Introduction
Text preprocessing is one of the most important tasks in Natural Language Processing (NLP). For instance, you may want to remove all punctuation marks from text documents before they can be used for text classification. Similarly, you may want to extract numbers from a text string. Writing manual scripts for such preprocessing tasks requires a lot of effort and is prone to errors. Keeping in view the importance of these preprocessing tasks, the Regular Expressions (aka Regex) have been developed in different languages in order to ease these text preprocessing tasks.
A Regular Expression is a text string that describes a search pattern which can be used to match or replace patterns inside a string with a minimal amount of code. In this tutorial, we will implement different types of regular expressions in the Python language.

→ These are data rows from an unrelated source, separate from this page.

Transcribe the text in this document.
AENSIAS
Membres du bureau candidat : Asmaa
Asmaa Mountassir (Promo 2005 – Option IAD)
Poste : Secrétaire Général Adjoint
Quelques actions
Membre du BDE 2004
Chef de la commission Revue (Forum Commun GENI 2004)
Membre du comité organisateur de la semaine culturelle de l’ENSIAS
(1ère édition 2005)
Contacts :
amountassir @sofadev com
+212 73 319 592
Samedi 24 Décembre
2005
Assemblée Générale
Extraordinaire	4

To implement regular expressions, the Python's re
package can be used. Import the Python's re
package with the following command:
import re
Searching Patterns in a String
One of the most common NLP tasks is to search if a string contains a certain pattern or not. For instance, you may want to perform an operation on the string based on the condition that the string contains a number.
To search a pattern within a string, the match
and findall
function of the re
package is used.
The match Function
Initialize a variable text
with a text string as follows:
text = "The film Titanic was released in 1998"
Let's write a regex expression that matches a string of any length and any character:
result = re.match(r".*", text)
The first parameter of the match
function is the regex expression that you want to search. Regex expression starts with the alphabet r
followed by the pattern that you want to search. The pattern should be enclosed in single or double quotes like any other string.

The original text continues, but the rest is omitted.